As the 70s became the 80s I lived around Greenwich and Deptford and Squeeze were the local band. “The church and the steeple, the launderette on the hill” from “Tempted” always reminds me of the walk back to my flat from the station up Royal Hill. I saw them bash out a great set, on borrowed instruments at a gig to celebrate the Peasants’ Revolt of 1381 (“Let’s finish the job”). Glen Tilbrook had a team in a monthly quiz which we entered at a local pub. The drummer and I shared a coke dealer. They were part of the fabric of that lovely area of South East London.

The hits stopped coming and continuity was disrupted by personnel changes.  In the 80s every Squeeze LP seemed like a come-back. Each one contained great music and finely crafted lyrics by Difford and Tilbrook, “If It’s Love” is just one of them. These guys should have been writing musicals. The clumsily assembled generic storyline stapled on to a band’s back catalogue is an insult to our musical tradition. Difford and Tilbrook are successors to Ray Davies and could have been just the men to do the job properly.

I saw Robyn Hitchcock’s first band, The Soft Boys, as support to the legendary Pere Ubu at the similarly renowned Russell Club/Factory in Manchester. Blimey, that was some gig. With the Egyptians his wide musical influence and his tendency towards lyrical surrealism meant that he could be all over the place. The records, though, did contain attempts to get played on the radio and some of them are the finest pop songs of the time. “Flesh Number One (Beatle Dennis)” is an obvious variation on a Fab Four theme. The distinctive guitar of Peter Buck  (nowadays in Robyn’s touring band) adds to what sounds like a hit record to me.

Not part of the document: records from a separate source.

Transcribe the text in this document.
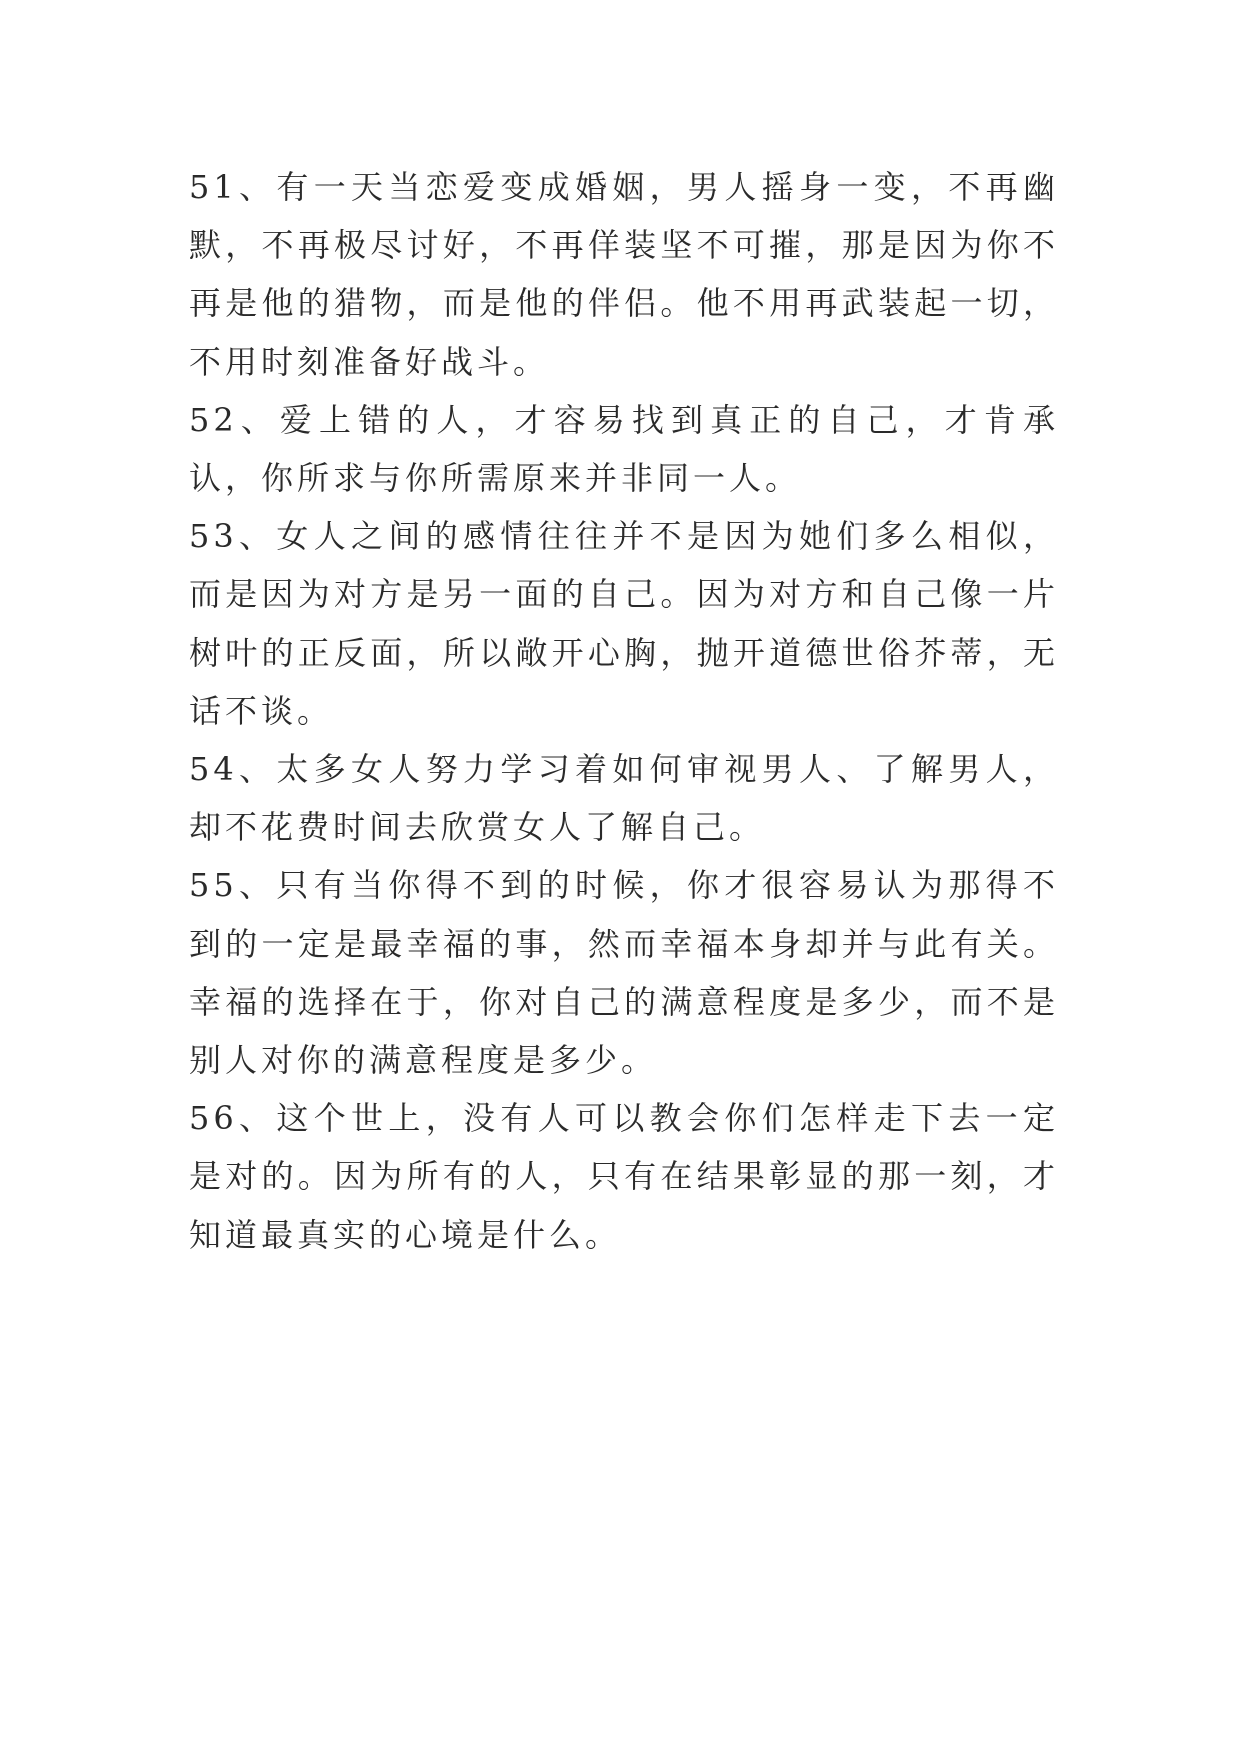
51、有一天当恋爱变成婚姻，男人摇身一变，不再幽默，不再极尽讨好，不再佯装坚不可摧，那是因为你不再是他的猎物，而是他的伴侣。他不用再武装起一切，不用时刻准备好战斗。

52、爱上错的人，才容易找到真正的自己，才肯承认，你所求与你所需原来并非同一人。

53、女人之间的感情往往并不是因为她们多么相似，而是因为对方是另一面的自己。因为对方和自己像一片树叶的正反面，所以敞开心胸，抛开道德世俗芥蒂，无话不谈。

54、太多女人努力学习着如何审视男人、了解男人，却不花费时间去欣赏女人了解自己。

55、只有当你得不到的时候，你才很容易认为那得不到的一定是最幸福的事，然而幸福本身却并与此有关。幸福的选择在于，你对自己的满意程度是多少，而不是别人对你的满意程度是多少。

56、这个世上，没有人可以教会你们怎样走下去一定是对的。因为所有的人，只有在结果彰显的那一刻，才知道最真实的心境是什么。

I love Hitchcock’s later work. I have heard his interpretations of tunes from a wide range of music but it’s his own songs that I prefer. I must try and get three of them onto this thing but there are a lot to choose from.

From the same year, 1989, as the Squeeze track this is my favourite track from XTC’s “Orange’s and Lemons” LP. I have written before about the songs of Andy Partridge .https://loosehandlebars.wordpress.com/2012/10/21/stand-up-naked-and-grin-xtc/ Here he channels his inner McCartney for his own version of “All You Need Is Love”. It is such an uplifting piece of music which has to go on repeat whenever it comes around.

All of these songs were produced by mature musicians who had probably given up on the dream of the Number 1 records but still made music. They are all worthy entrants into the list of finely crafted, intelligent British rock. It’s just that to be a “classic” you had to be around in the 60s or to be as useless as the platitudinous nonsense of Queen or Sting (spit !). Not round here they don’t.